Abstract

We give a simple explicit hitting set generator for read-once branching programs of width $w$ and length $r$ with known variable order and acceptance probability at least $\epsilon$. When $r = w$, our generator has seed length $O(\log^2 r + \log(1/\epsilon))$. When $r = \text{polylog } w$, our generator has optimal seed length $O(\log w + \log(1/\epsilon))$. For intermediate values of $r$, our generator's seed length smoothly interpolates between these two extremes.
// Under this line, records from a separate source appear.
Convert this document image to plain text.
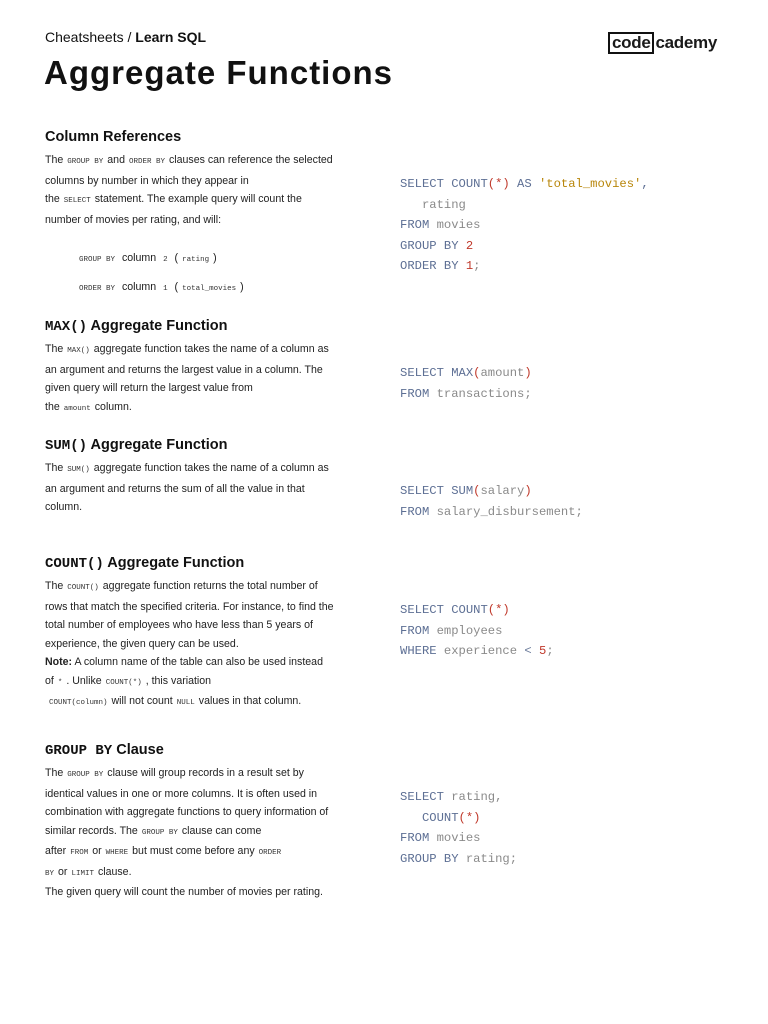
Cheatsheets / Learn SQL	code cademy
Aggregate Functions
Column References

The GROUP BY and ORDER BY clauses can reference the selected columns by number in which they appear in the SELECT statement. The example query will count the number of movies per rating, and will:

GROUP BY column 2 ( rating )
ORDER BY column 1 ( total_movies )
SELECT COUNT(*) AS 'total_movies',
rating
FROM movies
GROUP BY 2
ORDER BY 1;
MAX() Aggregate Function

The MAX() aggregate function takes the name of a column as an argument and returns the largest value in a column. The given query will return the largest value from the amount column.

SELECT MAX(amount)
FROM transactions;
SUM() Aggregate Function

The SUM() aggregate function takes the name of a column as an argument and returns the sum of all the value in that column.

SELECT SUM(salary)
FROM salary_disbursement;
COUNT() Aggregate Function

The COUNT() aggregate function returns the total number of rows that match the specified criteria. For instance, to find the total number of employees who have less than 5 years of experience, the given query can be used.
Note: A column name of the table can also be used instead of * . Unlike COUNT(*) , this variation
COUNT(column) will not count NULL values in that column.

SELECT COUNT(*)
FROM employees
WHERE experience < 5;
GROUP BY Clause

The GROUP BY clause will group records in a result set by identical values in one or more columns. It is often used in combination with aggregate functions to query information of similar records. The GROUP BY clause can come after FROM or WHERE but must come before any ORDER BY or LIMIT clause.
The given query will count the number of movies per rating.

SELECT rating,
COUNT(*)
FROM movies
GROUP BY rating;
Our generator's seed length improves on recent work by Braverman, Cohen, and Garg [SIAM J. Comput., (2020), doi:10.1137/18M1197734]. In addition, our generator and its analysis are dramatically simpler than the work by Braverman et al. When $\epsilon$ is small, our generator's seed length improves on all the classic generators for space-bounded computation [N. Nisan, Combinatorica, 12 (1992), pp. 449--461; R. Impagliazzo, N. Nisan, and A. Wigderson, in Proceedings of the 26th Annual ACM Symposium on Theory of Computing, ACM, 1994, pp. 356--364; N. Nisan and D. Zuckerman, J. Comput. System Sci., 52 (1996), pp. 43--52]. However, all of these other works construct more general objects than we do. As a corollary of our construction, we show that every ${RL}$ algorithm that uses $r$ random bits can be simulated by an ${NL}$ algorithm that uses only $O(r/\log^c n)$ nondeterministic bits, where $c$ is an arbitrarily large constant. Finally, we show that any ${RL}$ algorithm with small success probability $\epsilon$ can be simulated deterministically in space $O(\log^{3/2} n + \log n \log \log(1/\epsilon))$. This space bound improves on work by Saks and Zhou [J. Comput. System Sci., 58 (1999), pp. 376--403], who gave an algorithm for the more general “two-sided” problem that runs in space $O(\log^{3/2} n + \sqrt{\log n} \log(1/\epsilon))$.